James Heappey Weekly Column

There was a stark contrast between the victory speeches of the new leaders of the Conservative Party and the Liberal Democrats. Jo Swinson accepted her new role in front of a huge sign that said 'STOP BREXIT' and said in her speech that this was her party's top priority.

Worse still the pretence of a second referendum as a 'confirmatory vote' has now been exposed too. Ms Swinson was asked on BBC News on Tuesday whether she'd support Brexit in Parliament if the country voted for it a second time. Her answer was 'no'.

Boris Johnson's message was very different. The country is frustrated by Brexit inertia and the whole process needs re-energising. Parliament's determination to stand in the way needs to be overcome through seeking a better deal that can command a majority but no matter what, we must leave by 31st October. Of course the more he commits to that and the more he resources No Deal preparations, the more pressure the EU feels and the more willing they become to consider some alternatives to the Backstop in particular.

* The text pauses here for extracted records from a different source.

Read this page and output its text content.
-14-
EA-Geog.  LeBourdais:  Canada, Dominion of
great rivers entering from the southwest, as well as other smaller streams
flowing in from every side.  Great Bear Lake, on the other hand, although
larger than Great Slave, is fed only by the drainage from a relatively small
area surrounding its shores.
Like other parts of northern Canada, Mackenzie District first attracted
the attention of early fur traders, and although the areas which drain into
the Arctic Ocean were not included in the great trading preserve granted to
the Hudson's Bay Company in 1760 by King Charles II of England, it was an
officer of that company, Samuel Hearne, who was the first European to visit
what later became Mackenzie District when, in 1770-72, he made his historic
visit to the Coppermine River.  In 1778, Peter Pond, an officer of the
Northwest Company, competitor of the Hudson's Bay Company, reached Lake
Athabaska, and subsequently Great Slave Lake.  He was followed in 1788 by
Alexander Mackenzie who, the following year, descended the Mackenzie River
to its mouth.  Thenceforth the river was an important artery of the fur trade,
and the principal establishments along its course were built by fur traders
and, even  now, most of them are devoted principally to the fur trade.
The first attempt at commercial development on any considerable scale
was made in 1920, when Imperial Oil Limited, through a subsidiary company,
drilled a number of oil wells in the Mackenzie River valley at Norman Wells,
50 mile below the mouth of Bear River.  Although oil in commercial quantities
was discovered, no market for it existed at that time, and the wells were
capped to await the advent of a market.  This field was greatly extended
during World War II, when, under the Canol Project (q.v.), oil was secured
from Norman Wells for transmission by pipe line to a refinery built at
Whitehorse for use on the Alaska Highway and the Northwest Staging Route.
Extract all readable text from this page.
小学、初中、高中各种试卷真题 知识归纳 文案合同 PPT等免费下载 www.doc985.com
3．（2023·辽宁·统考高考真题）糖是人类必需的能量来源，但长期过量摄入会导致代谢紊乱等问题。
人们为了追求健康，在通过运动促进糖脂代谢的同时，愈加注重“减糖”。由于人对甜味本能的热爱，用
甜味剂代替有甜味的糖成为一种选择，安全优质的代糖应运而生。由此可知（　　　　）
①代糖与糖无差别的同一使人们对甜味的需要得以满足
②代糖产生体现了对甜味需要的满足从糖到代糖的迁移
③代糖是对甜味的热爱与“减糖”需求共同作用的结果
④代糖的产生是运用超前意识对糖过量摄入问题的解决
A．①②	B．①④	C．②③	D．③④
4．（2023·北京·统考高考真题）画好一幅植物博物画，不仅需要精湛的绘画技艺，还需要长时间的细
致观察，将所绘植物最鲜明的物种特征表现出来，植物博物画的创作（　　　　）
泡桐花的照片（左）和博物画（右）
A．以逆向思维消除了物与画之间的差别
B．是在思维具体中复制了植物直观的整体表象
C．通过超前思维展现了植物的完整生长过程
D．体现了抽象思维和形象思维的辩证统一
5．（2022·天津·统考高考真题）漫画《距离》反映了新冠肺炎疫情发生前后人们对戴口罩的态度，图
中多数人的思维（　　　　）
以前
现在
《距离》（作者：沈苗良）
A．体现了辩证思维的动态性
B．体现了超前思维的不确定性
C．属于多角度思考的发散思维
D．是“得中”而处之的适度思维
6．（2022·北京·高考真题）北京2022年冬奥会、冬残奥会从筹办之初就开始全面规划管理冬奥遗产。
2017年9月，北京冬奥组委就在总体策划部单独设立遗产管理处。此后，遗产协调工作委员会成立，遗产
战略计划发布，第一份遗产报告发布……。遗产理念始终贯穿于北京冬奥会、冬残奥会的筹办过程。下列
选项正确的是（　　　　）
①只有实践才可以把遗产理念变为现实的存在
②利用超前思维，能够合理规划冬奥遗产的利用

Uniting the country came next with promises to increase spending on our schools, infrastructure and police, alongside a commitment to sort out the growing challenge of adult social care.

Finally, he resolved to defeat Jeremy Corbyn and his hard left allies in the Labour Party. Ms Swinson meanwhile said she'd work with Labour without Corbyn which presumably means the Marxist Shadow Chancellor John McDonnell will be absolutely fine.

In a nutshell that's the shape of British politics right now: a Conservative Party led by Boris Johnson committed to respecting the result of the referendum, delivering Brexit and uniting our country versus parties so dedicated to ignoring that instruction that a coalition with a Marxist is a price they're very happpily willing to pay.